A partir de allí vendrán octavos de final y así sucesivamente hasta llegar a la última y sacar al ganador, el mejor equipo del mundial de 2026. Una selección a la que todos hacen apuestas para tratar de determinar desde este momento, una vez que ya han salido de la competencia los más débiles. Es un augurio en el que participan especialistas de todo tipo, aunque no sean deportistas o hayan tocado una pelota de ese deporte en su vida.

El mundial tiene la particularidad de que tradicionalmente pone a la población de todo un planeta a considerar las destrezas de las figuras que intervienen en ese deporte y, además, a develar el misterio de quién es el mejor jugador, el mejor portero, el mejor defensa y el público logrará determinar cuál le resulta el equipo más popular. Esto se logra impulsando todo el esquema con el presupuesto más elevado en la historia de la FIFA.
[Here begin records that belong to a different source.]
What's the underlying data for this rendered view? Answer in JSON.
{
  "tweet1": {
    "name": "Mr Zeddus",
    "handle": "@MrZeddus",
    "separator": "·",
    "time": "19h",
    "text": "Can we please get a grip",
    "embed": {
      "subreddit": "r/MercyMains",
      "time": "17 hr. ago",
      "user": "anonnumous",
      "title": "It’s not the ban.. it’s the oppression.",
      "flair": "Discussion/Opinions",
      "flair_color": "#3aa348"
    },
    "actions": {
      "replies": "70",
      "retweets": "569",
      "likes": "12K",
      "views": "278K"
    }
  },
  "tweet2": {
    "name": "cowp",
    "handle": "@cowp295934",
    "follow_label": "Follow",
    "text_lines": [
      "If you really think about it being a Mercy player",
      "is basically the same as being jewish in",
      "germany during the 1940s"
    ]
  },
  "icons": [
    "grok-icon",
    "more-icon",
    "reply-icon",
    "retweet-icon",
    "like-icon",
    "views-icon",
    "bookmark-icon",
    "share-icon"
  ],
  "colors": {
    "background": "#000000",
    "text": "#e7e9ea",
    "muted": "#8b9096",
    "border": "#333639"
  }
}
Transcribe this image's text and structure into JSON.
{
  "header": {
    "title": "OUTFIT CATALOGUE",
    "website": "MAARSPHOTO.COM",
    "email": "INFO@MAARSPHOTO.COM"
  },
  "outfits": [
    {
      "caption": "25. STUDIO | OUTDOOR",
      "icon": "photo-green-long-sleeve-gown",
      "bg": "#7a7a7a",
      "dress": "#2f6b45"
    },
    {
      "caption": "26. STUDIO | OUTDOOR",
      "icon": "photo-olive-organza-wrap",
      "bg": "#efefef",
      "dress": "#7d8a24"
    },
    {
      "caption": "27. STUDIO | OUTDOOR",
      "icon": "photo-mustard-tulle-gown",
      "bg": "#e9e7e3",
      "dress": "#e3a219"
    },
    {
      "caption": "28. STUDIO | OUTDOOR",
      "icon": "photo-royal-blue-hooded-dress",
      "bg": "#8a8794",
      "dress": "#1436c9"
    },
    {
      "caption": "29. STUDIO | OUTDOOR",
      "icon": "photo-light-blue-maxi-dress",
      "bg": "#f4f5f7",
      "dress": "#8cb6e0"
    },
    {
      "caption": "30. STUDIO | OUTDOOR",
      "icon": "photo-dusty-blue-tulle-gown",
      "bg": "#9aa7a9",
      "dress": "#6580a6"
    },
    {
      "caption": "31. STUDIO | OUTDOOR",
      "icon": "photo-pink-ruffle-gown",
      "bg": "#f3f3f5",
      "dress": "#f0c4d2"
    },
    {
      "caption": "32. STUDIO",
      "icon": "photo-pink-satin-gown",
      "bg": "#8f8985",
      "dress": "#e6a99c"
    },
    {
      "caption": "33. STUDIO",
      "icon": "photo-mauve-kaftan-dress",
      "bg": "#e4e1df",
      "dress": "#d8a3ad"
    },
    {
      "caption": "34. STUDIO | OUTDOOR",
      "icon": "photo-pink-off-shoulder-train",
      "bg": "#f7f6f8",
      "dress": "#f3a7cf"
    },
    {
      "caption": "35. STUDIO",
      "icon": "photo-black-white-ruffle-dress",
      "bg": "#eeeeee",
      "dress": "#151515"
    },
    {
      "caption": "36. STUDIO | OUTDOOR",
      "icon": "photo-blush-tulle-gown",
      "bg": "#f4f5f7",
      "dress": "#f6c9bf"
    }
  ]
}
Este deporte arranca pasiones que van desde los niveles locales cuando en muchos países cada equipo forma parte de una liga en atención a la extracción barrial, regional o de las ciudades. Cada uno de ellos tiene sus adeptos, como si fuera una religión que se profesa con mucho o exagerado entusiasmo. Es significativo que algunos escritores hayan declarado su fe por este juego de piernas y balones que corren durante dos tiempos de 45 minutos.

Habría que enumerar por ejemplo a Eduardo Galeano con su libro El fútbol a sol y sombra, de igual manera, el mexicano Juan Villoro con Dios es redondo, Roberto Fontanarrosa, Jean Paul Sartre, Javier Marías. También está el caso de Albert Camus, el escritor francés que fue portero y sacó profundas reflexiones de esta experiencia deportiva y Gabriel García Márquez que también se desenvolvió en esa posición en un equipo de Barranquilla.

Uno se pregunta: ¿qué fue a buscar la selección nacional al Mundial?; igual pregunta se espera de la afición y, sobre todo, de los miles de individuos que planificaron el viaje a las capitales donde tendrían lugar los encuentros en que se involucraba el equipo de los canaleros, como fueron conocidos. La mercadotecnia jugó con los conceptos de buscar un destaque y hasta pasar a las siguientes etapas. Todo lo que se ha hecho: álbumes, ofertas de aparatos de televisión, camisetas y otras piezas de vestir, balones, juguetes, zapatillas y un sinfín de artefactos y utensilios trabajaban el espíritu de una afición y, más que noción deductiva, buscaba vender un sentido de pasión desenfrenada, que se logró. No se habló de un equipo humilde que llegaba a un escenario de donde no se pasaría de la primera etapa.

Nadie se refirió a utilizar esta fiesta mundialista para fortalecer las capacidades de los integrantes del plantel deportivo. No se tomó el cuidado de promover sobre todo la capacidad de aprendizaje que se podría extraer de los encuentros y esto fue precisamente lo que se logró. Panamá salió con cuatro goles en contra y ninguno a favor por falta de contundencia. Otros equipos que pasaron tienen una mayor cantidad de goles que el país istmeño. Aquello que se aprendió con la experiencia es el gran saldo que queda a todo el país.